The SLUMS test is a 30-point cognitive screening tool used to detect early signs of memory loss and thinking problems. Short for the Saint Louis University Mental Status examination, it was developed by the geriatric medicine division at Saint Louis University to catch mild cognitive impairment that other common screening tools often miss. The test takes about 7 to 10 minutes to complete and is free for clinical use.
What the Test Measures
The SLUMS exam contains 11 items that test a range of mental abilities. It starts with simple orientation questions: what day of the week it is, what year it is, and what state you’re in. These check whether a person is grounded in basic time and place awareness.
From there, the tasks get progressively more complex. You’ll be asked to remember and repeat five words, then recall them later in the test. This split between immediate and delayed recall is one of the exam’s strengths, since difficulty retrieving information after a short delay is one of the earliest signs of cognitive decline. A math problem involving money spent and change received tests calculation ability, while naming as many animals as possible in one minute measures verbal fluency.
The exam also includes a backward digit span task, where you repeat a string of numbers in reverse order. This targets working memory, the mental workspace you use to hold and manipulate information in real time. Two visual tasks round out the test: drawing a clock with the hands set to a specific time, and copying geometric figures. These require spatial reasoning, planning, and the ability to translate a mental image onto paper. Finally, a short story is read aloud, and you answer questions about it, testing both comprehension and recall.
How Scoring Works
Each item earns a set number of points, with a maximum total score of 30. The scoring thresholds are adjusted based on education level, which matters because years of formal education can influence performance on tasks like calculation and verbal fluency.
For people with a high school education or more, a score of 27 to 30 is considered normal. Scores between 21 and 26 suggest mild neurocognitive disorder, and scores of 20 or below point toward dementia. For those without a high school education, the cutoffs shift downward: 25 to 30 is normal, 20 to 24 suggests mild neurocognitive disorder, and 19 or below indicates dementia.
These are screening thresholds, not diagnoses. A low score signals the need for further evaluation, which typically involves more detailed neuropsychological testing, imaging, or lab work to rule out reversible causes of cognitive decline like thyroid problems, vitamin deficiencies, or medication side effects.
How It Compares to the MMSE
For decades, the Mini-Mental State Examination (MMSE) was the go-to cognitive screening tool. The SLUMS was designed in part to address a key gap: the MMSE is reasonably good at detecting dementia but tends to miss mild cognitive impairment, the gray zone between normal aging and dementia where early intervention can make the most difference.
Research published in The American Journal of Geriatric Psychiatry found that both tests produce comparable results for detecting dementia, but the SLUMS performs better at identifying mild neurocognitive disorder. The MMSE failed to flag cases that the SLUMS caught, regardless of the patient’s education level. This advantage likely comes from the SLUMS including more complex tasks like delayed recall, clock drawing, and story comprehension, which stress higher-order thinking in ways the MMSE’s simpler questions do not.

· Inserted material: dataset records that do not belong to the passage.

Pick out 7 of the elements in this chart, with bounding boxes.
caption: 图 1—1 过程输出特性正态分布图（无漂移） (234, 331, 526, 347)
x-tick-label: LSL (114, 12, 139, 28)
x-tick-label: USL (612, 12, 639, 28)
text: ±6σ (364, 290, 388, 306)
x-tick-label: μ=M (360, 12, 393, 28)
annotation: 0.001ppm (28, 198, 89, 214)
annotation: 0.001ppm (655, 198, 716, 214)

There’s also a practical advantage. The MMSE is copyrighted and requires a paid license to use, which limits its availability. The SLUMS exam can be downloaded directly from Saint Louis University’s website at no cost, making it accessible to any clinic, hospital, or research group.
What to Expect During the Test
The test is administered one-on-one by a healthcare provider, nurse, or trained clinician. It’s done with paper and pencil, and you won’t need to prepare for it in advance. The whole process typically wraps up in under 10 minutes.
Some of the tasks feel straightforward, like stating today’s date. Others may feel harder, and that’s by design. The clock-drawing task, for example, requires you to place all 12 hour markers correctly and then set the hands to a specific time. Even people with very early cognitive changes sometimes struggle with the spacing of the numbers or the distinction between the hour and minute hands. The animal-naming task can also feel pressured because it’s timed, but there’s no penalty for naming fewer animals. Every response simply adds to your point total.
If you’re taking the test for a loved one’s appointment, know that nervousness, fatigue, or feeling unwell on the day of the test can all affect performance. A single low score doesn’t confirm a diagnosis. Clinicians look at SLUMS results alongside medical history, daily functioning, and sometimes repeat testing over time to see whether scores are stable or declining.
Why Mild Cognitive Impairment Matters
The main reason the SLUMS test exists is to catch problems early. Mild cognitive impairment (MCI) affects roughly 15 to 20 percent of adults over 65. People with MCI typically notice that their memory or thinking isn’t as sharp as it used to be, and others around them may notice too, but they can still manage daily tasks independently.
Not everyone with MCI progresses to dementia. Some people remain stable for years, and in cases where the cognitive changes are driven by treatable conditions like depression, sleep apnea, or certain medications, the decline can actually be reversed. Early detection opens the door to lifestyle changes, medication adjustments, and monitoring that can slow progression or address the underlying cause. That early window is exactly what the SLUMS test is designed to identify.